Vertigo PDF Author: Lynd Ward
Publisher: Courier Corporation
ISBN: 0486468895
Category : Art
Languages : en
Pages : 322

Book Description
In this moving graphic novel without words, one of the finest artists of the 20th century uses 230 intricately detailed woodcuts to tell a dramatic tale of the Great Depression. A young girl who longs to be an accomplished violinist and a boy who hopes to become a builder find their dreams shattered by desperate economic times.

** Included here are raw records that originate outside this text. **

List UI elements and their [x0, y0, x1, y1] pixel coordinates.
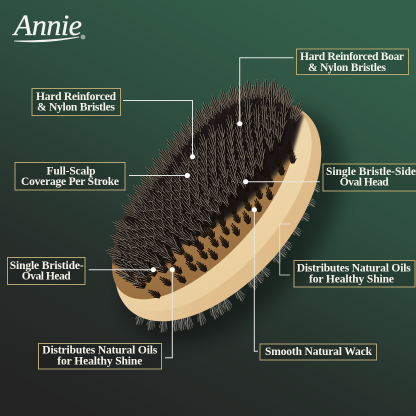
callout: Single Bristle-Side Oval Head: [243, 164, 416, 191]
marker dot: [190, 154, 195, 159]
label box: Hard Reinforced Boar: [300, 51, 404, 63]
brush illustration: [76, 66, 387, 385]
label box: for Healthy Shine: [57, 355, 142, 367]
leader line: [280, 224, 290, 275]
bristle bed: [81, 74, 326, 329]
label box: Full-Scalp: [46, 166, 96, 178]
dark bristle mass: [113, 89, 302, 272]
bristle tufts: [89, 69, 330, 321]
label box: [323, 164, 416, 191]
label box: Oval Head: [340, 177, 389, 189]
label box: Coverage Per Stroke: [21, 176, 119, 188]
brush shadow: [77, 67, 387, 385]
underside bristle fringe: [134, 181, 322, 333]
label box: Smooth Natural Wack: [265, 346, 373, 358]
marker dot: [151, 267, 156, 272]
leader line: [165, 270, 172, 358]
marker dot: [243, 179, 248, 184]
leader line: [254, 210, 258, 351]
label box: & Nylon Bristles: [308, 62, 387, 74]
label box: [294, 260, 415, 287]
label box: [260, 344, 376, 360]
logo: Annie: Annie: [12, 9, 82, 42]
callout: Single Bristide-Oval Head: [8, 258, 156, 284]
label box: Distributes Natural Oils: [42, 345, 158, 357]
label box: Distributes Natural Oils: [297, 263, 411, 275]
label box: [15, 162, 125, 190]
leader line: [246, 181, 320, 183]
callout: Distributes Natural Oils, right: [280, 224, 415, 287]
label box: Single Bristle-Side: [326, 166, 416, 178]
callout: Full-Scalp Coverage Per Stroke: [15, 162, 190, 190]
leader line: [240, 58, 294, 123]
marker dot: [237, 121, 242, 126]
callout: Hard Reinforced & Nylon Bristles: [32, 88, 195, 159]
wood top rim: [82, 70, 346, 344]
leader line: [123, 100, 192, 156]
label box: Single Bristide-: [10, 260, 84, 272]
wooden oval base: [76, 66, 360, 358]
label box: [296, 49, 408, 74]
label box: [38, 344, 162, 369]
label box: Hard Reinforced: [36, 91, 117, 103]
label box: Oval Head: [22, 271, 71, 283]
label box: [32, 88, 120, 116]
label box: & Nylon Bristles: [37, 102, 116, 114]
label box: [8, 258, 85, 284]
callout: Hard Reinforced Boar & Nylon Bristles: [237, 49, 408, 126]
marker dot: [185, 173, 190, 178]
leader line: [89, 269, 153, 271]
marker dot: [252, 207, 257, 212]
label box: for Healthy Shine: [309, 274, 394, 286]
callout: Smooth Natural Wack: [252, 207, 376, 360]
leader line: [129, 174, 187, 176]
callout: Distributes Natural Oils, lower left: [38, 267, 175, 369]
bristle edge tufts: [103, 78, 307, 264]
marker dot: [170, 267, 175, 272]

Contemporary Debates in Education Studies

Contemporary Debates in Education Studies PDF Author: Jennifer Marshall
Publisher: Routledge
ISBN: 1317191226
Category : Education
Languages : en
Pages : 204

Book Description
Contemporary Debates in Education Studies gives the reader a vital and nuanced understanding of the key debates surrounding the field of education today. Exploring important educational themes such as issues of sexuality, extremism and mental health through a variety of viewpoints, this wide-ranging book questions what the nature and purpose of education are, and how this can be understood in contemporary contexts. From eradicating child poverty in schools, to considering how education should rise to the challenge of the digital world, the book covers an extensive range of topics designed to inspire discussion and debate. Examining a variety of perspectives, each chapter looks at these topics through key research, thinkers, theorists and policies, and, featuring discussion questions and case studies throughout, it forms a truly accessible and interactive guide to the issues that can not only help students access the debates, but also provide lecturers with questions to stimulate seminar discussions. Challenging current thinking on a number of topics, this book’s original and distinctive ideas consider how education should meet some of the trials and tribulations of the 21st century, and its wide-reaching and all-encompassing discussion will be essential reading for all students on undergraduate and postgraduate education studies courses.

Vertiginous Life

Vertiginous Life PDF Author: Daniel M. Knight
Publisher: Berghahn Books
ISBN: 1800731949
Category : Social Science
Languages : en
Pages : 177

Book Description
Vertiginous Life provides a theory of the intense temporal disorientation brought about by life in crisis. In the whirlpool of unforeseen social change, people experience confusion as to where and when they belong on timelines of previously unquestioned pasts and futures. Through individual stories from crisis Greece, this book explores the everyday affects of vertigo: nausea, dizziness, breathlessness, the sense of falling, and unknowingness of Self. Being lost in time, caught in the spin-cycle of crisis, people reflect on belonging to modern Europe, neoliberal promises of accumulation, defeated futures, and the existential dilemmas of life held captive in the uncanny elsewhen.